Glasgow’s industrial cores remained at the north, east and south extremities, dissipating towards the edges of the more affluent region of the west, following along the River Clyde and using it as a source of transportation and power. Emphasis is given to these forgotten industrial centers by leaving the city centre we recognize today, blank.
Many of these former thriving districts have now been left as relics of the past: vast expanses of derelict land, once enjoyed a sense of purpose, now lie vacant with little remaining of their historic identity. Buildings slowly decayed around them and were finally demolished. The livelihoods of many, originally displaced, people were gone and never replaced, leaving inherited generational traumas that are explicit in the levels of deprivation today, which, to no one’s surprise, are most prevalent in these post-industrial centers. It is easy to forget that these unique districts formed their own communities and their own individuality that had deep-rooted ties to its labour.
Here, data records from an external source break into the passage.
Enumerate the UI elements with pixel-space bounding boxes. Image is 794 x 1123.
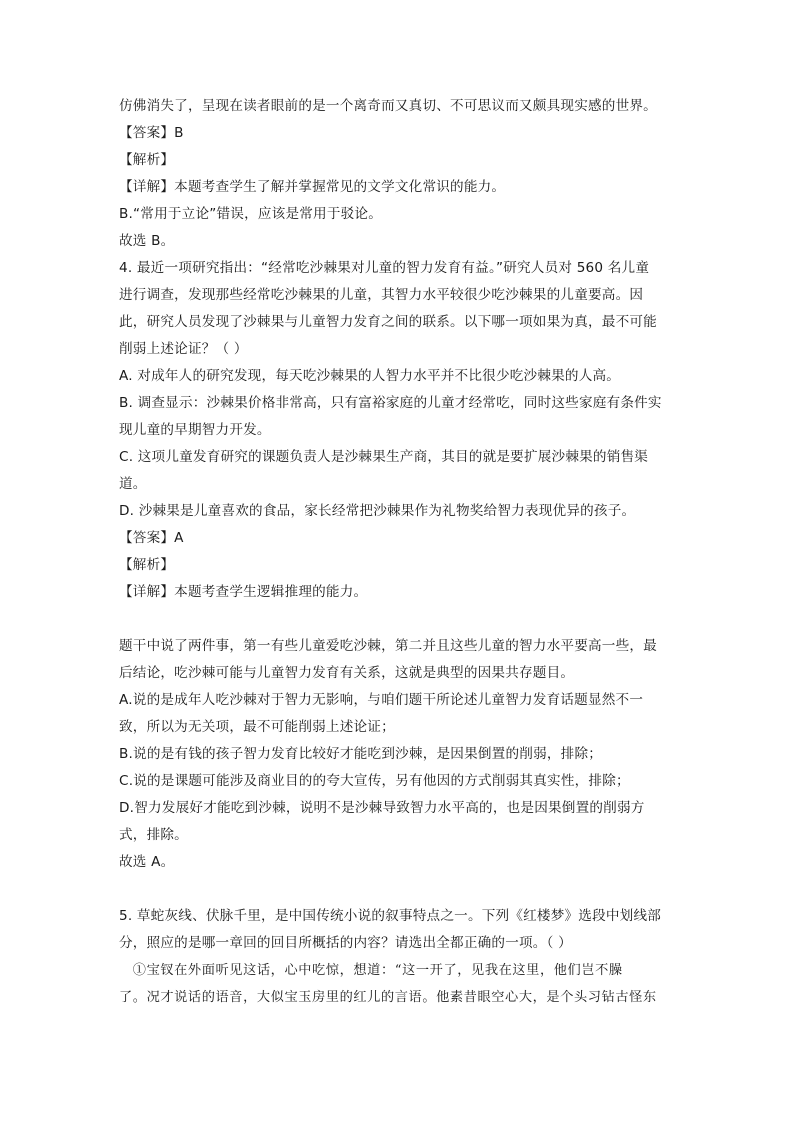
detail-line: 【详解】本题考查学生了解并掌握常见的文学文化常识的能力。 (119, 179, 506, 195)
option-d: D. 沙棘果是儿童喜欢的食品，家长经常把沙棘果作为礼物奖给智力表现优异的孩子。 (119, 503, 636, 519)
question-4-line: 4. 最近一项研究指出：“经常吃沙棘果对儿童的智力发育有益。”研究人员对 560 名儿童 (119, 260, 650, 276)
detail-line: 【详解】本题考查学生逻辑推理的能力。 (119, 584, 368, 600)
quoted-passage-line: 了。况才说话的语音，大似宝玉房里的红儿的言语。他素昔眼空心大，是个头习钻古怪东 (119, 990, 657, 1005)
question-4-line: 此，研究人员发现了沙棘果与儿童智力发育之间的联系。以下哪一项如果为真，最不可能 (119, 314, 657, 330)
explanation-line: 后结论，吃沙棘可能与儿童智力发育有关系，这就是典型的因果共存题目。 (119, 665, 575, 681)
option-b: 现儿童的早期智力开发。 (119, 422, 271, 438)
option-a: A. 对成年人的研究发现，每天吃沙棘果的人智力水平并不比很少吃沙棘果的人高。 (119, 368, 621, 384)
option-c: 道。 (119, 476, 147, 492)
analysis-label: 【解析】 (119, 557, 175, 573)
explanation-line: A.说的是成年人吃沙棘对于智力无影响，与咱们题干所论述儿童智力发育话题显然不一 (119, 692, 644, 708)
text-line: B.“常用于立论”错误，应该是常用于驳论。 (119, 206, 383, 222)
quoted-passage-line: ①宝钗在外面听见这话，心中吃惊，想道：“这一开了，见我在这里，他们岂不臊 (119, 963, 623, 978)
answer-label: 【答案】A (119, 530, 184, 546)
explanation-line: C.说的是课题可能涉及商业目的的夸大宣传，另有他因的方式削弱其真实性，排除； (119, 773, 630, 789)
question-4-line: 削弱上述论证？（ ） (119, 341, 248, 357)
question-4-line: 进行调查，发现那些经常吃沙棘果的儿童，其智力水平较很少吃沙棘果的儿童要高。因 (119, 287, 644, 303)
explanation-line: 题干中说了两件事，第一有些儿童爱吃沙棘，第二并且这些儿童的智力水平要高一些，最 (119, 638, 657, 654)
explanation-line: 式，排除。 (119, 827, 188, 843)
answer-label: 【答案】B (119, 125, 184, 141)
question-5-line: 分，照应的是哪一章回的回目所概括的内容？请选出全都正确的一项。（ ） (119, 935, 572, 951)
explanation-line: 致，所以为无关项，最不可能削弱上述论证； (119, 719, 395, 735)
option-b: B. 调查显示：沙棘果价格非常高，只有富裕家庭的儿童才经常吃，同时这些家庭有条件实 (119, 395, 662, 411)
explanation-line: B.说的是有钱的孩子智力发育比较好才能吃到沙棘，是因果倒置的削弱，排除； (119, 746, 603, 762)
text-line: 仿佛消失了，呈现在读者眼前的是一个离奇而又真切、不可思议而又颇具现实感的世界。 (119, 98, 657, 114)
text-line: 故选 B。 (119, 233, 175, 249)
text-line: 故选 A。 (119, 854, 175, 870)
option-c: C. 这项儿童发育研究的课题负责人是沙棘果生产商，其目的就是要扩展沙棘果的销售渠 (119, 449, 649, 465)
analysis-label: 【解析】 (119, 152, 175, 168)
question-5-line: 5. 草蛇灰线、伏脉千里，是中国传统小说的叙事特点之一。下列《红楼梦》选段中划线部 (119, 908, 662, 924)
explanation-line: D.智力发展好才能吃到沙棘，说明不是沙棘导致智力水平高的，也是因果倒置的削弱方 (119, 800, 645, 816)
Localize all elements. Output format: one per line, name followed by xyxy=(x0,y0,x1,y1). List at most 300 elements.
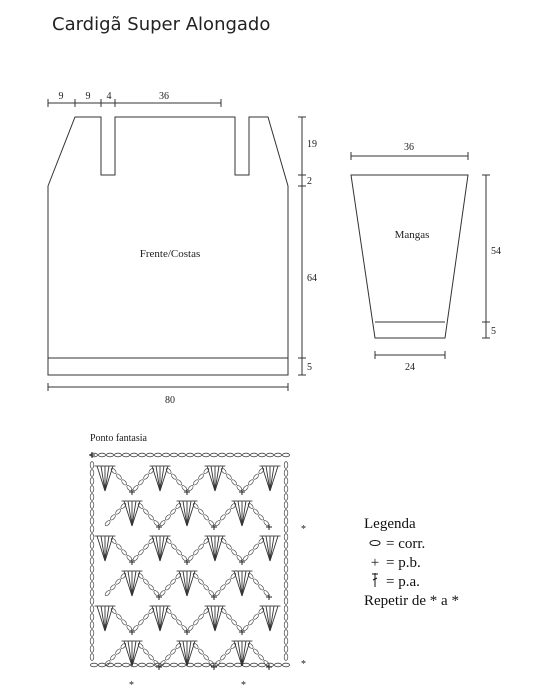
chain-stitch xyxy=(90,598,94,605)
chain-stitch xyxy=(194,663,201,667)
treble-stitch xyxy=(187,501,195,526)
chain-stitch xyxy=(253,543,260,550)
chain-stitch xyxy=(148,607,155,614)
sleeve-right-dim-1: 54 xyxy=(491,246,501,257)
chain-stitch xyxy=(274,453,281,457)
chain-stitch xyxy=(253,613,260,620)
chain-stitch xyxy=(284,566,288,573)
treble-stitch xyxy=(215,466,219,491)
treble-stitch xyxy=(215,466,223,491)
chain-stitch xyxy=(266,663,273,667)
treble-stitch xyxy=(160,606,164,631)
chain-stitch xyxy=(110,584,117,591)
treble-stitch xyxy=(238,571,242,596)
chain-stitch xyxy=(203,584,210,591)
chain-stitch xyxy=(220,514,227,521)
treble-stitch xyxy=(215,606,223,631)
chain-stitch xyxy=(176,619,183,626)
chain-stitch xyxy=(148,514,155,521)
stitch-chart-title: Ponto fantasia xyxy=(90,433,147,444)
chain-stitch xyxy=(203,537,210,544)
treble-stitch xyxy=(101,536,105,561)
treble-stitch xyxy=(242,571,246,596)
repeat-marker-bottom-2: * xyxy=(241,680,246,691)
chain-stitch xyxy=(253,648,260,655)
body-top-dim-2: 9 xyxy=(85,91,91,102)
chain-stitch xyxy=(121,619,128,626)
chain-stitch xyxy=(170,453,177,457)
treble-stitch xyxy=(211,466,215,491)
chain-stitch xyxy=(171,473,178,480)
body-top-dim-1: 9 xyxy=(58,91,64,102)
chain-stitch xyxy=(138,549,145,556)
treble-stitch xyxy=(242,641,250,666)
legend-repeat-text: Repetir de * a * xyxy=(364,593,459,609)
treble-stitch xyxy=(152,606,160,631)
chain-stitch xyxy=(175,502,182,509)
chain-stitch xyxy=(230,502,237,509)
treble-stitch xyxy=(105,466,109,491)
chain-stitch xyxy=(148,584,155,591)
chain-stitch xyxy=(284,638,288,645)
chain-stitch xyxy=(242,453,249,457)
treble-stitch xyxy=(152,536,160,561)
chain-stitch xyxy=(90,470,94,477)
chain-stitch xyxy=(284,630,288,637)
treble-stitch xyxy=(160,466,164,491)
chain-stitch xyxy=(284,470,288,477)
chain-stitch xyxy=(250,453,257,457)
plus-icon: + xyxy=(370,555,380,571)
chain-stitch xyxy=(218,453,225,457)
treble-stitch xyxy=(97,536,105,561)
treble-stitch xyxy=(187,571,191,596)
chain-stitch xyxy=(165,607,172,614)
chain-stitch xyxy=(247,572,254,579)
treble-stitch xyxy=(262,466,270,491)
treble-stitch xyxy=(132,501,140,526)
treble-stitch xyxy=(242,641,246,666)
chain-stitch xyxy=(193,479,200,486)
chain-stitch xyxy=(248,479,255,486)
chain-stitch xyxy=(106,453,113,457)
chain-stitch xyxy=(148,654,155,661)
legend-title: Legenda xyxy=(364,516,416,532)
chain-stitch xyxy=(274,663,281,667)
chain-stitch xyxy=(90,462,94,469)
body-right-dim-2: 2 xyxy=(307,176,312,187)
chain-stitch xyxy=(90,622,94,629)
body-top-dim-4: 36 xyxy=(159,91,169,102)
chain-stitch xyxy=(138,663,145,667)
treble-stitch xyxy=(183,641,187,666)
chain-stitch xyxy=(225,508,232,515)
chain-stitch xyxy=(284,598,288,605)
chain-stitch xyxy=(186,453,193,457)
sleeve-piece-label: Mangas xyxy=(394,229,430,241)
chain-stitch xyxy=(90,646,94,653)
chain-stitch xyxy=(234,663,241,667)
treble-stitch xyxy=(242,501,250,526)
chain-stitch xyxy=(202,453,209,457)
treble-stitch xyxy=(105,606,113,631)
chain-stitch xyxy=(284,590,288,597)
chain-stitch xyxy=(159,660,166,667)
chain-stitch xyxy=(284,614,288,621)
chain-stitch xyxy=(253,473,260,480)
chain-stitch xyxy=(90,614,94,621)
chain-stitch xyxy=(242,555,249,562)
chain-stitch xyxy=(214,660,221,667)
treble-stitch xyxy=(211,536,215,561)
sleeve-bottom-dim: 24 xyxy=(405,362,415,373)
chain-stitch xyxy=(138,479,145,486)
chain-stitch xyxy=(248,549,255,556)
treble-stitch xyxy=(270,466,278,491)
chain-stitch xyxy=(165,584,172,591)
treble-stitch xyxy=(132,641,136,666)
treble-stitch xyxy=(266,536,270,561)
repeat-marker-right-2: * xyxy=(301,659,306,670)
treble-stitch xyxy=(234,501,242,526)
treble-stitch xyxy=(132,501,136,526)
chain-stitch xyxy=(284,582,288,589)
chain-stitch xyxy=(137,502,144,509)
chain-stitch xyxy=(258,654,265,661)
chain-stitch xyxy=(120,502,127,509)
chain-stitch xyxy=(192,572,199,579)
chain-stitch xyxy=(90,590,94,597)
chain-stitch xyxy=(148,537,155,544)
treble-stitch xyxy=(242,571,250,596)
chain-stitch xyxy=(178,663,185,667)
chain-stitch xyxy=(90,486,94,493)
treble-stitch xyxy=(97,466,105,491)
chain-stitch xyxy=(171,543,178,550)
body-piece-outline xyxy=(48,117,288,375)
chain-stitch xyxy=(284,646,288,653)
treble-stitch xyxy=(179,571,187,596)
treble-stitch xyxy=(105,466,113,491)
treble-stitch xyxy=(156,606,160,631)
treble-stitch xyxy=(242,501,246,526)
chain-stitch xyxy=(247,642,254,649)
chain-stitch xyxy=(116,473,123,480)
treble-stitch xyxy=(215,536,223,561)
chain-stitch xyxy=(202,663,209,667)
chain-stitch xyxy=(130,453,137,457)
chain-stitch xyxy=(247,502,254,509)
chain-stitch xyxy=(90,518,94,525)
treble-stitch xyxy=(179,501,187,526)
chain-stitch xyxy=(220,584,227,591)
treble-stitch xyxy=(132,571,140,596)
chain-stitch xyxy=(143,648,150,655)
treble-stitch xyxy=(105,536,113,561)
chain-stitch xyxy=(138,453,145,457)
treble-stitch xyxy=(101,466,105,491)
chain-stitch xyxy=(148,467,155,474)
chain-stitch xyxy=(187,555,194,562)
chain-stitch xyxy=(122,663,129,667)
chain-stitch xyxy=(90,638,94,645)
chain-stitch xyxy=(187,625,194,632)
chain-stitch xyxy=(115,508,122,515)
chain-stitch xyxy=(266,453,273,457)
body-piece-label: Frente/Costas xyxy=(139,248,201,260)
chain-stitch xyxy=(210,453,217,457)
chain-stitch xyxy=(175,572,182,579)
treble-stitch xyxy=(207,466,215,491)
treble-stitch xyxy=(128,641,132,666)
chain-stitch xyxy=(203,514,210,521)
chain-stitch xyxy=(231,549,238,556)
chain-stitch xyxy=(284,478,288,485)
treble-stitch xyxy=(238,641,242,666)
chain-stitch xyxy=(203,467,210,474)
chain-stitch xyxy=(225,648,232,655)
chain-stitch xyxy=(253,508,260,515)
chain-stitch xyxy=(284,622,288,629)
chain-stitch xyxy=(284,526,288,533)
stitch-chart xyxy=(89,452,290,670)
chain-stitch xyxy=(284,518,288,525)
body-right-dim-4: 5 xyxy=(307,362,312,373)
chain-stitch xyxy=(198,543,205,550)
chain-stitch xyxy=(242,625,249,632)
chain-stitch xyxy=(143,578,150,585)
chain-stitch xyxy=(90,510,94,517)
chain-stitch xyxy=(231,619,238,626)
chain-stitch xyxy=(193,549,200,556)
chain-stitch xyxy=(146,453,153,457)
chain-stitch xyxy=(284,502,288,509)
chain-stitch xyxy=(187,485,194,492)
treble-stitch xyxy=(105,606,109,631)
repeat-marker-right-1: * xyxy=(301,524,306,535)
chain-stitch xyxy=(90,502,94,509)
chain-stitch xyxy=(284,550,288,557)
chain-stitch xyxy=(258,514,265,521)
chain-stitch xyxy=(203,607,210,614)
chain-stitch xyxy=(138,619,145,626)
chain-stitch xyxy=(143,473,150,480)
chain-stitch xyxy=(226,663,233,667)
treble-stitch xyxy=(234,571,242,596)
legend-item-label: = p.a. xyxy=(386,574,420,590)
treble-stitch xyxy=(215,536,219,561)
chain-stitch xyxy=(115,578,122,585)
treble-stitch xyxy=(97,606,105,631)
treble-stitch xyxy=(152,466,160,491)
treble-stitch xyxy=(207,606,215,631)
chain-stitch xyxy=(192,642,199,649)
chain-stitch xyxy=(170,578,177,585)
chain-stitch xyxy=(284,574,288,581)
chain-stitch xyxy=(137,572,144,579)
chain-stitch xyxy=(258,537,265,544)
treble-stitch-icon xyxy=(364,572,386,593)
chain-stitch xyxy=(116,543,123,550)
chain-stitch xyxy=(143,508,150,515)
chain-oval-icon xyxy=(364,536,386,553)
chain-stitch xyxy=(284,486,288,493)
chain-stitch xyxy=(90,566,94,573)
chain-stitch xyxy=(242,663,249,667)
chain-stitch xyxy=(121,549,128,556)
body-right-dim-1: 19 xyxy=(307,139,317,150)
chain-stitch xyxy=(90,582,94,589)
chain-stitch xyxy=(132,625,139,632)
treble-stitch xyxy=(266,466,270,491)
chain-stitch xyxy=(115,648,122,655)
chain-stitch xyxy=(284,558,288,565)
chain-stitch xyxy=(194,453,201,457)
chain-stitch xyxy=(90,534,94,541)
chain-stitch xyxy=(90,630,94,637)
treble-stitch xyxy=(179,641,187,666)
chain-stitch xyxy=(284,654,288,661)
chain-stitch xyxy=(110,607,117,614)
treble-stitch xyxy=(156,536,160,561)
chain-stitch xyxy=(90,494,94,501)
chain-stitch xyxy=(116,613,123,620)
treble-stitch xyxy=(187,641,191,666)
chain-stitch xyxy=(284,462,288,469)
chain-stitch xyxy=(170,508,177,515)
chain-stitch xyxy=(230,572,237,579)
chain-stitch xyxy=(226,473,233,480)
chain-stitch xyxy=(258,607,265,614)
treble-stitch xyxy=(124,641,132,666)
chain-stitch xyxy=(198,508,205,515)
chain-stitch xyxy=(137,642,144,649)
chain-stitch xyxy=(121,479,128,486)
chain-stitch xyxy=(98,453,105,457)
chain-stitch xyxy=(110,654,117,661)
chain-stitch xyxy=(90,606,94,613)
chain-stitch xyxy=(258,467,265,474)
chain-stitch xyxy=(165,537,172,544)
chain-stitch xyxy=(165,654,172,661)
chain-stitch xyxy=(242,485,249,492)
chain-stitch xyxy=(226,453,233,457)
chain-stitch xyxy=(90,526,94,533)
chain-stitch xyxy=(90,558,94,565)
chain-stitch xyxy=(159,520,166,527)
chain-stitch xyxy=(90,654,94,661)
chain-stitch xyxy=(284,510,288,517)
treble-stitch xyxy=(270,606,278,631)
chain-stitch xyxy=(162,453,169,457)
chain-stitch xyxy=(90,663,97,667)
treble-stitch xyxy=(270,536,274,561)
treble-stitch xyxy=(187,571,195,596)
treble-stitch xyxy=(270,606,274,631)
sleeve-top-dim: 36 xyxy=(404,142,414,153)
chain-stitch xyxy=(198,578,205,585)
treble-stitch xyxy=(160,536,168,561)
legend-item xyxy=(364,535,459,554)
chain-stitch xyxy=(198,648,205,655)
sleeve-piece-outline xyxy=(351,175,468,338)
chain-stitch xyxy=(193,619,200,626)
chain-stitch xyxy=(165,514,172,521)
chain-stitch xyxy=(220,654,227,661)
legend-item xyxy=(364,573,459,592)
chain-stitch xyxy=(176,549,183,556)
chain-stitch xyxy=(104,520,111,527)
treble-stitch xyxy=(156,466,160,491)
legend-item-label: = corr. xyxy=(386,536,426,552)
chain-stitch xyxy=(170,663,177,667)
treble-stitch xyxy=(187,501,191,526)
chain-stitch xyxy=(220,537,227,544)
chain-stitch xyxy=(225,578,232,585)
treble-stitch xyxy=(238,501,242,526)
treble-stitch xyxy=(101,606,105,631)
chain-stitch xyxy=(284,606,288,613)
chain-stitch xyxy=(234,453,241,457)
chain-stitch xyxy=(284,534,288,541)
chain-stitch xyxy=(120,642,127,649)
treble-stitch xyxy=(187,641,195,666)
chain-stitch xyxy=(226,613,233,620)
treble-stitch xyxy=(124,501,132,526)
legend xyxy=(364,516,459,611)
chain-stitch xyxy=(132,555,139,562)
treble-stitch xyxy=(234,641,242,666)
treble-stitch xyxy=(132,571,136,596)
treble-stitch xyxy=(132,641,140,666)
chain-stitch xyxy=(143,613,150,620)
chain-stitch xyxy=(154,453,161,457)
chain-stitch xyxy=(220,607,227,614)
chain-stitch xyxy=(214,590,221,597)
body-top-dim-3: 4 xyxy=(106,91,112,102)
chain-stitch xyxy=(110,537,117,544)
chain-stitch xyxy=(146,663,153,667)
treble-stitch xyxy=(160,606,168,631)
chain-stitch xyxy=(114,663,121,667)
chain-stitch xyxy=(198,613,205,620)
chain-stitch xyxy=(253,578,260,585)
treble-stitch xyxy=(215,606,219,631)
chain-stitch xyxy=(230,642,237,649)
legend-item xyxy=(364,554,459,573)
chain-stitch xyxy=(231,479,238,486)
chain-stitch xyxy=(282,453,289,457)
chain-stitch xyxy=(258,453,265,457)
treble-stitch xyxy=(183,501,187,526)
treble-stitch xyxy=(183,571,187,596)
chain-stitch xyxy=(284,542,288,549)
chain-stitch xyxy=(203,654,210,661)
repeat-marker-bottom-1: * xyxy=(129,680,134,691)
chain-stitch xyxy=(176,479,183,486)
chain-stitch xyxy=(226,543,233,550)
sleeve-right-dim-2: 5 xyxy=(491,326,496,337)
chain-stitch xyxy=(114,453,121,457)
chain-stitch xyxy=(165,467,172,474)
treble-stitch xyxy=(128,571,132,596)
treble-stitch xyxy=(160,536,164,561)
chain-stitch xyxy=(192,502,199,509)
treble-stitch xyxy=(124,571,132,596)
chain-stitch xyxy=(248,619,255,626)
treble-stitch xyxy=(270,466,274,491)
treble-stitch xyxy=(105,536,109,561)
Glasgow has embedded in its fibers a culture of labour, knowledge and creativity, spreading beyond the boundaries of the city. A rich and varied collection of industries took place, with each district honing its own character and area of expertise – from textiles, distilleries and of course, shipbuilding. Beneath the city lay rich seams of coal and iron ore, which certainly did not go unnoticed, becoming the catalyst of the Industrial Revolution.